Mas a coisa não é só lá fora não. Imagine o cenário: em casa a mãe diz para o pai... Joãozinho está muito quieto, vai lá ver porque com certeza ele está aprontando alguma arte. Talvez você não precise imaginar, talvez você esteja rindo agora porque se lembrou que isso já aconteceu com você. Se bem que ultimamente, o silêncio do Joãozinho não existe mais, foi substituído pelo PS3, Wii e sei lá qual mais novidade... já não consigo mais acompanhar.

Pessoas que não fazem barulho são perigosas”, ou no caso do Joãozinho, estão a fazer “arte”.

Mas nos diz Madre Teresa que Deus é amigo do silêncio. “Se quisermos rezar de verdade, precisamos primeiro aprender a ouvir, pois é no silêncio que o coração de Deus nos fala.”, continua ela.

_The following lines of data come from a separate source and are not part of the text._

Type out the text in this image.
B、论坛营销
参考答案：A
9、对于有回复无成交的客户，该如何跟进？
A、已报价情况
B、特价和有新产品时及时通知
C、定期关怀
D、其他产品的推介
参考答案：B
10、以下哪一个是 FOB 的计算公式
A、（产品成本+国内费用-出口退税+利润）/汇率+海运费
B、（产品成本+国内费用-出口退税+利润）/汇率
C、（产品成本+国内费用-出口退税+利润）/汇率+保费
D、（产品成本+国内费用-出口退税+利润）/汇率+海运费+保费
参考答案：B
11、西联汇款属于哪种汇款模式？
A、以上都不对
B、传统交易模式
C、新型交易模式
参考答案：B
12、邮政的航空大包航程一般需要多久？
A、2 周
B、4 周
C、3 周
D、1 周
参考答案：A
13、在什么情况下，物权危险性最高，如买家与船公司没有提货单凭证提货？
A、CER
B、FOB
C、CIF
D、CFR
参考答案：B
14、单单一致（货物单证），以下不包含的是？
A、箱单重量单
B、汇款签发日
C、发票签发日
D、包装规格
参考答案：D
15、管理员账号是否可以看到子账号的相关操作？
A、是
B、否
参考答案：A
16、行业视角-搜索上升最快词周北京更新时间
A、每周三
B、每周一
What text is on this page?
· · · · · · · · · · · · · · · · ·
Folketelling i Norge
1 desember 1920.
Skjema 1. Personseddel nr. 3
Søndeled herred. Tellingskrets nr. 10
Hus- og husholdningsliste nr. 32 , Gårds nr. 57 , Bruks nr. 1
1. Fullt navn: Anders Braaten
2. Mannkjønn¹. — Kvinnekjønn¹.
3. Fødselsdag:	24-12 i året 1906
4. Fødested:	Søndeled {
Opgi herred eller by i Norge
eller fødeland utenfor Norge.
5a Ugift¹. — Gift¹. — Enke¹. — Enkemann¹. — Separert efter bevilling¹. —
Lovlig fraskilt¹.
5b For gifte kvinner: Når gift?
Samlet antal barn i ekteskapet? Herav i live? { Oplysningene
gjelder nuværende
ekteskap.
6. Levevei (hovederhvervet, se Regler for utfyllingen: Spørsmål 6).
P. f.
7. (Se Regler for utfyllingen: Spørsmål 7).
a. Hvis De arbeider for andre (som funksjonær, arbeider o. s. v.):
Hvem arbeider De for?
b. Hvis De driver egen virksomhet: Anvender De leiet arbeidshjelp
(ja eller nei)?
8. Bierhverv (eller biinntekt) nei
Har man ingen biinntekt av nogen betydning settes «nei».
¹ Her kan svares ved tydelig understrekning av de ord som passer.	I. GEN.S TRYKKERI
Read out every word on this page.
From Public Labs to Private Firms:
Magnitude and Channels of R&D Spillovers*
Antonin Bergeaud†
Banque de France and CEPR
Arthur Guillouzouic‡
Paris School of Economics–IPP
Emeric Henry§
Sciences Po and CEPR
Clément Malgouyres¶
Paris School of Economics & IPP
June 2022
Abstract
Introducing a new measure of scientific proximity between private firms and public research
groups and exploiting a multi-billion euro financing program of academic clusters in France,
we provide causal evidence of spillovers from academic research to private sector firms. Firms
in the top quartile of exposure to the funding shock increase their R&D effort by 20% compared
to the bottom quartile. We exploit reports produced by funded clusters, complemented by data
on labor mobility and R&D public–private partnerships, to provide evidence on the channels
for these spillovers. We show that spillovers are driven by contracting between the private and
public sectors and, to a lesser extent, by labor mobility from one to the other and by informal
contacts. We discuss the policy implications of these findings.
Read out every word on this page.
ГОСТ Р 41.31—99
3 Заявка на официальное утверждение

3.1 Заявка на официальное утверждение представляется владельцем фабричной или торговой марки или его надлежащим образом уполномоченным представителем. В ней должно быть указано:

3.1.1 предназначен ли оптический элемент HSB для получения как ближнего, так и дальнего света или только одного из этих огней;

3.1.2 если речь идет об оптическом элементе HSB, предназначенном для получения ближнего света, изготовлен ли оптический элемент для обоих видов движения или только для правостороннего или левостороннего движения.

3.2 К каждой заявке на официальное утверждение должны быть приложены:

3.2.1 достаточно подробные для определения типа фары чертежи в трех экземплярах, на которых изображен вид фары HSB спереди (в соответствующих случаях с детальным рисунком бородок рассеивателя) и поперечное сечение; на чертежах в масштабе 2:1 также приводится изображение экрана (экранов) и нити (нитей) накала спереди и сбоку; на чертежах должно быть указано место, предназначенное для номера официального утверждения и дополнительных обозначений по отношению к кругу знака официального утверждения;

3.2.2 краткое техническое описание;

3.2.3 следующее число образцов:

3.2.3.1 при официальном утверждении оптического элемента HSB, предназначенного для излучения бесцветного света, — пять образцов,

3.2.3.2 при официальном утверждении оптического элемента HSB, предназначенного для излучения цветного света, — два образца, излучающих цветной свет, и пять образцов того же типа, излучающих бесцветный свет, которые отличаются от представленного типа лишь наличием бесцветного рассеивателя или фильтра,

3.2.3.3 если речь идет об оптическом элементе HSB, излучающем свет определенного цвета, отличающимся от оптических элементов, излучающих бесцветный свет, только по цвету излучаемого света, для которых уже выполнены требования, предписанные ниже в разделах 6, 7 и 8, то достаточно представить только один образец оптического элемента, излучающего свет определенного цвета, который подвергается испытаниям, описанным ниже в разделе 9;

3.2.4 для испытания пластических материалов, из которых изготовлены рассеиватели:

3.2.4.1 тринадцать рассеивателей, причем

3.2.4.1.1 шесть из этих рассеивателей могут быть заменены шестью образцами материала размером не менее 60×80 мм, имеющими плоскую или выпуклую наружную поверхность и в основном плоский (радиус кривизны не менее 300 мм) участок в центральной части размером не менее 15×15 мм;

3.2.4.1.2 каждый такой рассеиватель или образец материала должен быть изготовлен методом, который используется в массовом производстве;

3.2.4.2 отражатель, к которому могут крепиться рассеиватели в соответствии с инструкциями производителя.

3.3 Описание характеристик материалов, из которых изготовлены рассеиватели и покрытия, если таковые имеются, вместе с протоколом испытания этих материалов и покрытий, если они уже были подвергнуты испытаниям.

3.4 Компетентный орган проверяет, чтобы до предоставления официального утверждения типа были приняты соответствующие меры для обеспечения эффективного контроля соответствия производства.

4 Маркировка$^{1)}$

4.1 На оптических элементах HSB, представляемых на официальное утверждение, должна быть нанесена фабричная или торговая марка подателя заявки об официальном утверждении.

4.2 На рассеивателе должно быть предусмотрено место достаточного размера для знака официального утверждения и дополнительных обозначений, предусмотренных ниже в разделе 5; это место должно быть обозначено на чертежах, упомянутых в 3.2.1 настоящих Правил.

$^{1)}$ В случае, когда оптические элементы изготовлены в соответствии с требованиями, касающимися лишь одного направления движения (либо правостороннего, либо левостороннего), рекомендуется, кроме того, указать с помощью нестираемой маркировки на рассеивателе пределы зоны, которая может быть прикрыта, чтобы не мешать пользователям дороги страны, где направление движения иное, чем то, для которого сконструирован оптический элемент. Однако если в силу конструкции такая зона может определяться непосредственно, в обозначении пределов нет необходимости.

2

Queremos rezar, mas por circunstâncias da vida perdemos muito tempo nos deslocando de um lugar para o outro. Solução, a internet está cheia de podcasts que podem ser colocados no iPod com a oração do Terço, a Liturgia das Horas, o Evangelho do Dia. E Madre Teresa vem nos dizer para ficarmos quietos. O que fazer? Como aprender a fazer silêncio? Como é que se faz silêncio?

Precisamos de prática, porque quando desligamos o rádio, a televisão, o celular, tiramos o telefone da tomada, desligamos a campainha, o interfone, o iPod e estamos sózinhas “em silêncio”, o que acontece? A mente da gente começa a fazer barulho. Já reparou no falatório que acontece na cabeça da gente assim que estamos a sós com nós mesmos? Bem, a não ser que você seja uma monja contemplativa, ou tenha experiência nessa área.

Quem não se enquadra nessa categoria, como eu, precisa de prática. Praticar é preciso. Como é isso? Penso que temos que proporcionar o espaço, o lugar, o tempo e a nos fazermos presentes. Isso tem que ser uma escolha consciente, um ato da vontade. Não adianta ficar rezando pedindo para Deus te proporcionar ocasiões de silêncio se você não der o primeiro passo. Toda caminhada começa com um pé na frente do outro. Mas e na rua, no ônibus, no metrô, na fila do banco, será possível fazer silêncio ali, ou é melhor ouvir o iPod? Não tenho resposta.

Pessoas que não fazem barulho são perigosas”! Não sei o que La Fontaine quis dizer com isso; mas esse silêncio do qual Deus é amigo, esse sim pode fazer de nós pessoas perigosas; perigosas contra o pecado. Eu não sei de você, mas eu quero ser uma mulher perigosa! E você?

Termino com a transcrição de um trecho do livro O Silêncio de Maria de Inácio Larrañaga.
“O silêncio parou e se encarnou em Maria, juntamente com o Verbo. Nesses nove meses, a Mãe não precisou rezar, se por rezar se entende vocalizar sentimentos ou conceitos. Nunca a comunicação é tão profunda como quando não se diz nada e nunca o silêncio é tão eloquente como quando nada se comunica.

Aqui, durante esses nove meses tudo se paralisou. e “em” Maria e “com” Maria tudo se identificou: o Tempo, o Espaço, a Eternidade, a Palavra, a Música, o Silêncio, a Mãe, Deus. Tudo foi assumido e divinizado. O VERBO SE FEZ CARNE.”